Sarah Reinhard is a Catholic wife, mom, writer, editor, marketing professional, and coffee drinker. You’re just as likely to find her hiding out back with a book as you are to discover her playing in the yard with a few farm animals (or wait — are those her kids?) She is the author of many books, the most recent of which she co-edited with Lisa Hendey: The Catholic Mom’s Prayer Companion: A Book of Daily Reflections. She blogs at SnoringScholar.com and writes online regularly at CatholicMom.com and Integrated Catholic Life. Reinhard holds a master’s degree in marketing and communications and has worked for many years in corporate and nonprofit organizations. She lives in central Ohio with her husband and children.
I “met” Jeannie Ewing virtually a little over a year ago. In that time, we’ve worked together at CatholicMom.com, where Jeannie’s a regular contributor, and I’ve had the chance to learn about her family’s incredible story.
Part of what makes it so incredible to me is how very hope-filled it seems. I would not have expected that having a child with all of the complications Sarah has would inspire hope, but that’s exactly what I find when I read about Jeannie’s experiences as mom and about the many procedures and hurdles they face.
Sarah was born on March 16, 2013, and Jeannie and her husband Ben found themselves forever changed in ways beyond what they expected with the birth of their second child. The pregnancy had been completely normal, and Jeannie found herself much more laid back than she had been with her first pregnancy. “None of my three ultrasounds revealed any concerns,” she told me. “[Sarah] appeared to be measuring slightly bigger than average, but otherwise had a healthy heartbeat and all of her necessary organs. It wasn’t until she was born that my husband or I knew about her condition.”
Not surprisingly, seeing their infant — who, as a result of a rare condition, didn’t look at all like what they expected — caught Ben and Jeannie completely off-guard. “We placed her in God’s hands as we wept and navigated our fears of this rare chromosomal anomaly called Apert Syndrome.”
Among the very first people to meet Sarah in person after her birth were the Ewings’ close friends Noah and Ruth Smucker. Since it was Palm Sunday, Ruth had offered to bring Jeannie Holy Communion, and Jeannie eagerly accepted the offer.

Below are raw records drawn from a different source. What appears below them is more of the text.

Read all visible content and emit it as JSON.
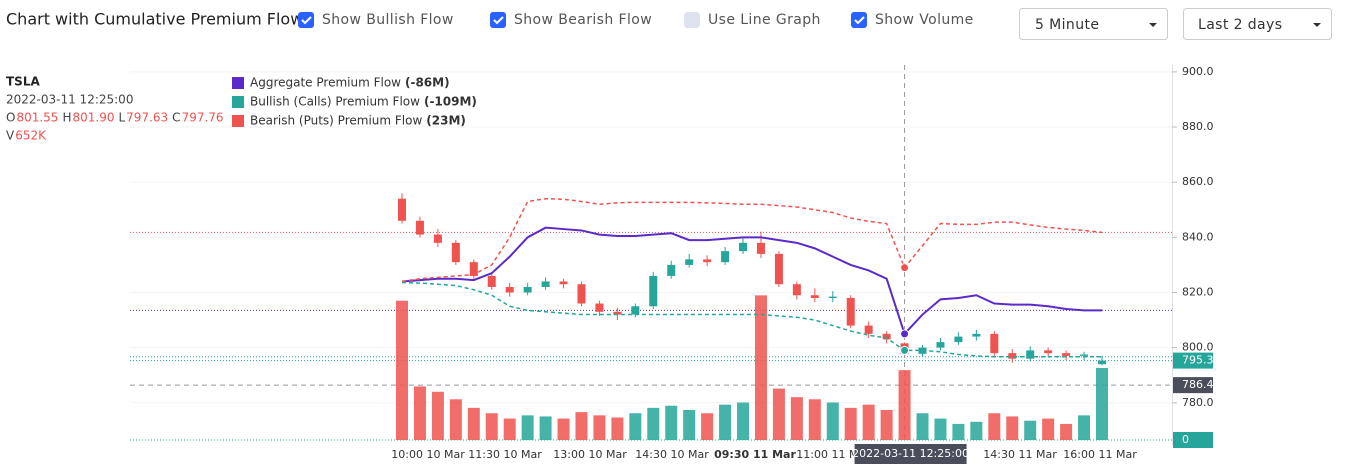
{
  "header": {
    "title": "Chart with Cumulative Premium Flow",
    "checkboxes": [
      {
        "label": "Show Bullish Flow",
        "checked": true
      },
      {
        "label": "Show Bearish Flow",
        "checked": true
      },
      {
        "label": "Use Line Graph",
        "checked": false
      },
      {
        "label": "Show Volume",
        "checked": true
      }
    ],
    "dropdowns": [
      "5 Minute",
      "Last 2 days"
    ]
  },
  "info": {
    "symbol": "TSLA",
    "time": "2022-03-11 12:25:00",
    "fields": [
      {
        "key": "O",
        "label": "801.55"
      },
      {
        "key": "H",
        "label": "801.90"
      },
      {
        "key": "L",
        "label": "797.63"
      },
      {
        "key": "C",
        "label": "797.76"
      }
    ],
    "volume": {
      "key": "V",
      "label": "652K"
    }
  },
  "chart_data": {
    "type": "candlestick",
    "up_color": "#26a69a",
    "down_color": "#ef5350",
    "ylim": [
      766.5,
      902.5
    ],
    "yticks": [
      {
        "value": 780,
        "label": "780.0"
      },
      {
        "value": 800,
        "label": "800.0"
      },
      {
        "value": 820,
        "label": "820.0"
      },
      {
        "value": 840,
        "label": "840.0"
      },
      {
        "value": 860,
        "label": "860.0"
      },
      {
        "value": 880,
        "label": "880.0"
      },
      {
        "value": 900,
        "label": "900.0"
      }
    ],
    "vlim": [
      0,
      1400
    ],
    "vticks": [
      0
    ],
    "xticks": [
      "10:00 10 Mar",
      "11:30 10 Mar",
      "13:00 10 Mar",
      "14:30 10 Mar",
      "09:30 11 Mar",
      "11:00 11 Mar",
      "14:30 11 Mar",
      "16:00 11 Mar"
    ],
    "crosshair": {
      "index": 28,
      "price": 786.4,
      "label": "2022-03-11 12:25:00"
    },
    "open": [
      854,
      846,
      841,
      838,
      831,
      826,
      822,
      820,
      822,
      824,
      823,
      816,
      813,
      812,
      815,
      826,
      830,
      832,
      831,
      835,
      838,
      834,
      823,
      819,
      818,
      818,
      808,
      805,
      801.55,
      797.76,
      800,
      802,
      804,
      805,
      798,
      796,
      799,
      798,
      797,
      794
    ],
    "high": [
      856,
      847.5,
      843,
      839,
      832,
      827,
      823.5,
      823.5,
      825.5,
      825,
      824,
      817,
      814.5,
      816,
      827.5,
      831.5,
      834,
      833.5,
      836.5,
      840,
      842,
      835,
      824,
      821.5,
      820.5,
      819,
      809.5,
      806,
      801.9,
      801,
      803.5,
      805.5,
      806.5,
      806,
      799.5,
      800.5,
      800,
      799,
      798.5,
      797
    ],
    "low": [
      845,
      840,
      836.5,
      830,
      824.5,
      821,
      818.5,
      819,
      821,
      821.5,
      815,
      811.5,
      810,
      811,
      814,
      825,
      829,
      829.5,
      830,
      834,
      832.5,
      822,
      817.5,
      816.5,
      816.5,
      807,
      803.5,
      801.5,
      797.63,
      796.5,
      799,
      801,
      802.5,
      797,
      794.5,
      795,
      796.5,
      795.5,
      795.5,
      793.5
    ],
    "close": [
      846,
      841,
      838,
      831,
      826,
      822,
      820,
      822,
      824,
      823,
      816,
      813,
      812,
      815,
      826,
      830,
      832,
      831,
      835,
      838,
      834,
      823,
      819,
      818,
      818.5,
      808,
      805,
      803,
      797.76,
      800,
      802,
      804,
      805,
      798,
      796,
      799,
      798,
      797,
      797.5,
      795.3
    ],
    "volume": [
      1300,
      500,
      450,
      380,
      300,
      250,
      200,
      230,
      220,
      200,
      260,
      230,
      210,
      250,
      300,
      320,
      280,
      250,
      330,
      350,
      1350,
      480,
      400,
      380,
      350,
      300,
      330,
      280,
      652,
      250,
      200,
      150,
      170,
      250,
      220,
      180,
      200,
      150,
      230,
      672
    ],
    "series": [
      {
        "name": "Aggregate Premium Flow",
        "total": -86,
        "total_label": "(-86M)",
        "color": "#5b2bc9",
        "dashed": false,
        "values": [
          824,
          824.5,
          825,
          825,
          824.5,
          827,
          833,
          840,
          843.5,
          843,
          842.5,
          841,
          840.5,
          840.5,
          841,
          841.5,
          839,
          839,
          839.5,
          840,
          840,
          839,
          838,
          836,
          833,
          830,
          828,
          825,
          805,
          812,
          817.5,
          818,
          819,
          816,
          815.6,
          815.6,
          815,
          814,
          813.5,
          813.5
        ]
      },
      {
        "name": "Bullish (Calls) Premium Flow",
        "total": -109,
        "total_label": "(-109M)",
        "color": "#26a69a",
        "dashed": true,
        "values": [
          823.6,
          823.4,
          823,
          822.5,
          821,
          819,
          815,
          813.5,
          813,
          812.5,
          812,
          812,
          812,
          812,
          812,
          812,
          812,
          812,
          812,
          812,
          812,
          811.5,
          811,
          810,
          808,
          806,
          804.5,
          803.5,
          799,
          799,
          798.5,
          797.5,
          797,
          796.7,
          796.7,
          796.7,
          796.7,
          796.7,
          796.7,
          796.7
        ]
      },
      {
        "name": "Bearish (Puts) Premium Flow",
        "total": 23,
        "total_label": "(23M)",
        "color": "#ef5350",
        "dashed": true,
        "values": [
          824,
          825,
          825.5,
          826,
          826.5,
          830,
          840,
          853,
          854,
          853.8,
          853,
          852,
          852.5,
          852.7,
          852.7,
          852.7,
          852.7,
          852.5,
          852.3,
          852,
          852,
          851.5,
          851,
          850,
          849,
          847,
          845.8,
          845,
          829,
          837,
          845,
          844.7,
          844.7,
          845.5,
          845.5,
          844.5,
          843.6,
          843,
          842.5,
          841.8
        ]
      }
    ]
  }
}
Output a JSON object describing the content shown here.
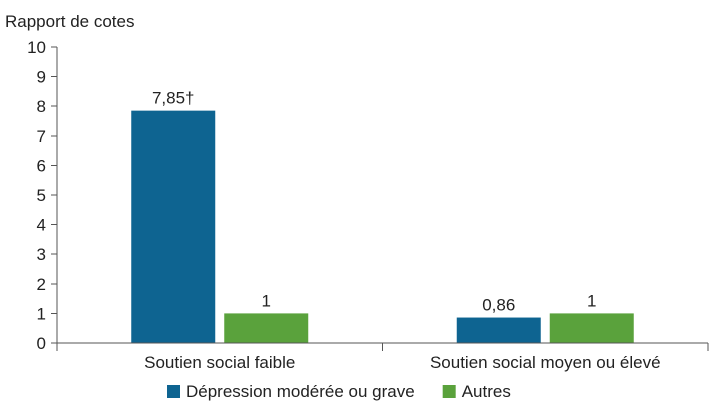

“As soon as they arrived,” Jeannie said, “I saw tears well up in Ruth’s eyes, which was a very rare occurrence for me to witness. Noah asked to hold Sarah, and as I passed her into his arms, the first words he spoke were, ‘I think you have a little saint here, Jeannie.’”
Jeannie compared that moment to the bittersweet message of hope the Blessed Mother received from Simeon at the Presentation. And it’s because of Ruth Smucker that the #Art4Sarah initiative was born.
Last summer, Ruth was inspired to paint “Out of the Remnant,” and she prayed for its purpose. She was clearly shown that the painting was to benefit Sarah and the Ewing family. Jeannie said that when she first saw it, it pierced her soul. “I truly felt it was a visual portrayal of the message of Sarah's life - redemptive suffering through the tear and crown of thorns of Christ, yet the joy that transcends the sorrow through the colorful palette,” Jeannie shared.
The goal of #Art4Sarah is twofold: 100% of the proceeds from every painting sold will be donated to the Ewings to offset Sarah’s ongoing medical needs. It also builds awareness of Apert Syndrome and of Ruth’s artistic efforts.
You can purchase a high quality reprint of “Out of the Remnant” for $40 on Ruth’s marketsquare website. She signs each copy. They are limited edition prints; only 75 will be sold.
“Sarah is not a burden,” Jeannie insists. “She is such a joy. She has changed our lives forever and helped Ben and I confront our prejudices, our fears, our selfishness. Her existence alone has taken us from a place of longing for a ‘normal’ family life to embracing a very unique one; moreover, Sarah's visible differences have somehow shown us that we are all different in some way, and our differences should be celebrated rather than shunned. As a result, Ben and I feel much more at ease with our quirks and foibles than we did growing up in a culture of cookie-cutter people.”